The new playing filed: multi-brand wind turbines service

Yesterday I had the pleasure to meet my friend J. here in Hamburg.

J. works for V., a very big Danish wind turbine manufacture. Specifically he works in what looks like the new battle field for our industry – multi brand wind turbine operation and maintenance (O&M).

Basically it means that V. is offering not only Service for its own wind turbine models – it’s providing it also for competitors models, like Siemens/Gamesa, GE and the like.

There are several good reasons to do that - for instance:

  • Operational synergies. If you have wind farms already under maintenance in a specific area adding MW under maintenance will have a lower marginal cost.
  • Knowledge of the business already accumulated. iI you have thousands of WTGs under maintenance you should have a very clear idea of what could go wrong next during the life of the turbine. This  also include more in house knowledge to propose to the customer solutions like “fix it, don’t buy a new one”.
  • Scale factor in procurement: cheaper spare parts due to a very robust supply chain.

Additionally, customers could find interesting the “one stop shop” solution – for instance big utilities owning wind farms with several wind turbines brands might like the idea of having a single counterparts taking care of all the portfolio.

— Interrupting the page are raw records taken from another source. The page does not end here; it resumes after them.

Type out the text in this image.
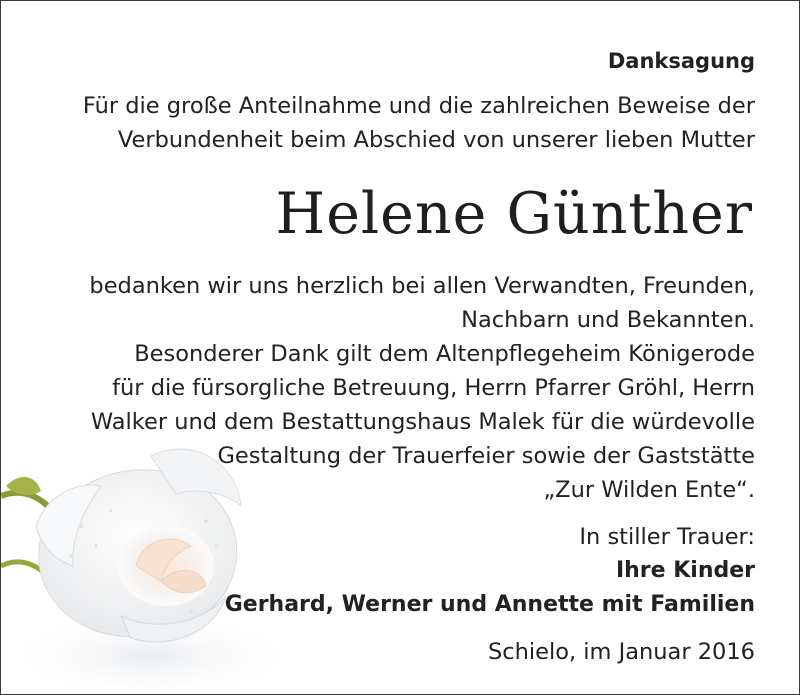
Danksagung

Für die große Anteilnahme und die zahlreichen Beweise der
Verbundenheit beim Abschied von unserer lieben Mutter
Helene Günther
bedanken wir uns herzlich bei allen Verwandten, Freunden,
Nachbarn und Bekannten.
Besonderer Dank gilt dem Altenpflegeheim Königerode
für die fürsorgliche Betreuung, Herrn Pfarrer Gröhl, Herrn
Walker und dem Bestattungshaus Malek für die würdevolle
Gestaltung der Trauerfeier sowie der Gaststätte
„Zur Wilden Ente“.
In stiller Trauer:
Ihre Kinder
Gerhard, Werner und Annette mit Familien
Schielo, im Januar 2016
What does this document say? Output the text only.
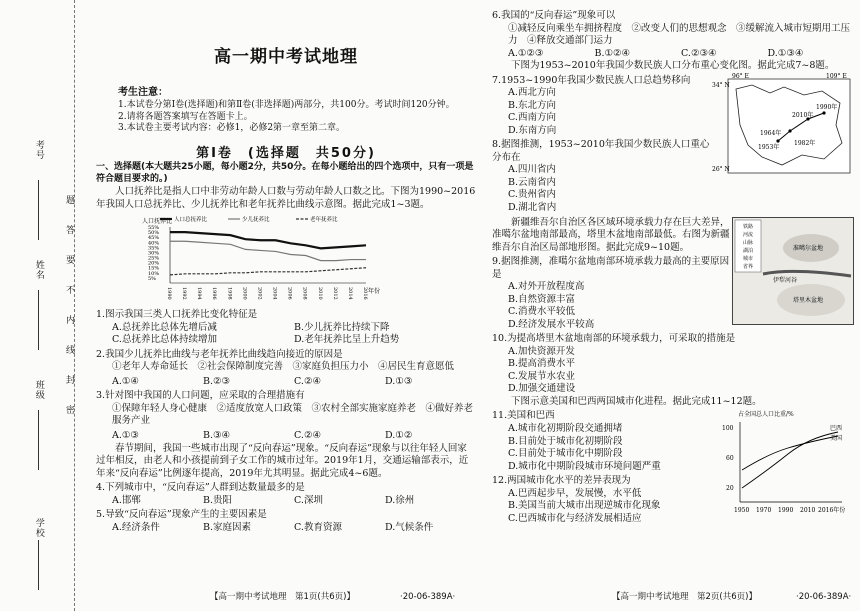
考号
姓名
班级
学校
题
答
要
不
内
线
封
密
高一期中考试地理
考生注意：

1.本试卷分第Ⅰ卷(选择题)和第Ⅱ卷(非选择题)两部分，共100分。考试时间120分钟。

2.请将各题答案填写在答题卡上。

3.本试卷主要考试内容：必修1，必修2第一章至第二章。

第Ⅰ卷　(选择题　共50分)
一、选择题(本大题共25小题，每小题2分，共50分。在每小题给出的四个选项中，只有一项是符合题目要求的。)
人口抚养比是指人口中非劳动年龄人口数与劳动年龄人口数之比。下图为1990~2016年我国人口总抚养比、少儿抚养比和老年抚养比曲线示意图。据此完成1~3题。
人口抚养比
5%
10%
15%
20%
25%
30%
35%
40%
45%
50%
55%
1990 1992 1994 1996 1998 2000 2002 2004 2006 2008 2010 2012 2014 2016 年份
人口总抚养比	少儿抚养比	老年抚养比
1.图示我国三类人口抚养比变化特征是
A.总抚养比总体先增后减	B.少儿抚养比持续下降
C.总抚养比总体持续增加	D.老年抚养比呈上升趋势
2.我国少儿抚养比曲线与老年抚养比曲线趋向接近的原因是
①老年人寿命延长　②社会保障制度完善　③家庭负担压力小　④居民生育意愿低
A.①④	B.②③	C.②④	D.①③
3.针对图中我国的人口问题，应采取的合理措施有
①保障年轻人身心健康　②适度放宽人口政策　③农村全部实施家庭养老　④做好养老服务产业
A.①③	B.③④	C.②④	D.①②
春节期间，我国一些城市出现了“反向春运”现象。“反向春运”现象与以往年轻人回家过年相反，由老人和小孩提前到子女工作的城市过年。2019年1月，交通运输部表示，近年来“反向春运”比例逐年提高，2019年尤其明显。据此完成4~6题。
4.下列城市中，“反向春运”人群到达数量最多的是
A.邯郸	B.贵阳	C.深圳	D.徐州
5.导致“反向春运”现象产生的主要因素是
A.经济条件	B.家庭因素	C.教育资源	D.气候条件
【高一期中考试地理　第1页(共6页)】	·20-06-389A·
6.我国的“反向春运”现象可以
①减轻反向乘坐车拥挤程度　②改变人们的思想观念　③缓解流入城市短期用工压力　④释放交通部门运力
A.①②③	B.①②④	C.②③④	D.①③④
下图为1953~2010年我国少数民族人口分布重心变化图。据此完成7~8题。
7.1953~1990年我国少数民族人口总趋势移向
A.西北方向
B.东北方向
C.西南方向
D.东南方向
8.据图推测，1953~2010年我国少数民族人口重心分布在
A.四川省内
B.云南省内
C.贵州省内
D.湖北省内
96° E	109° E
34° N
26° N
1990年
2010年
1964年
1953年
1982年
新疆维吾尔自治区各区域环境承载力存在巨大差异，准噶尔盆地南部最高，塔里木盆地南部最低。右图为新疆维吾尔自治区局部地形图。据此完成9~10题。
9.据图推测，准噶尔盆地南部环境承载力最高的主要原因是
A.对外开放程度高
B.自然资源丰富
C.消费水平较低
D.经济发展水平较高
铁路
河流
山脉
湖泊
城市
省界
准噶尔盆地
伊犁河谷
塔里木盆地
10.为提高塔里木盆地南部的环境承载力，可采取的措施是
A.加快资源开发
B.提高消费水平
C.发展节水农业
D.加强交通建设
下图示意美国和巴西两国城市化进程。据此完成11~12题。
11.美国和巴西
A.城市化初期阶段交通拥堵
B.目前处于城市化初期阶段
C.目前处于城市化中期阶段
D.城市化中期阶段城市环境问题严重
12.两国城市化水平的差异表现为
A.巴西起步早，发展慢，水平低
B.美国当前大城市出现逆城市化现象
C.巴西城市化与经济发展相适应
占全国总人口比重/%
100
60
20
巴西
美国
1950 1970 1990 2010 2016年份
【高一期中考试地理　第2页(共6页)】	·20-06-389A·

What strikes me the most is the possibility to implement technical retrofits solutions such us the vortex generators on competitors' WTG models. This basically means that when a wind turbine manufacturer discover a new technique to get more energy out of a turbine it could be able (in some cases) to apply this solution to the turbines of competitors.

I suspect that the market will probably move to a consolidation in the Service business arena, were several small to medium companies are operating locally

V. gave a clear example of it purchasing 2 O&M companies, UpWind Solutions in the US and Availon in Europe.

I also believe that sooner or later a war on intellectual property infringement will start, as several components are “tailor made” (that is, fabricated for a specific wind turbine manufacturer).

For sure you can reverse engineer them, but build them again could lead to legal problem. The same apply to the software of the WTG: many improvements are due to new algorithms and control system, and if you want to implement them you will probably need to put your hands on the software of the competitors.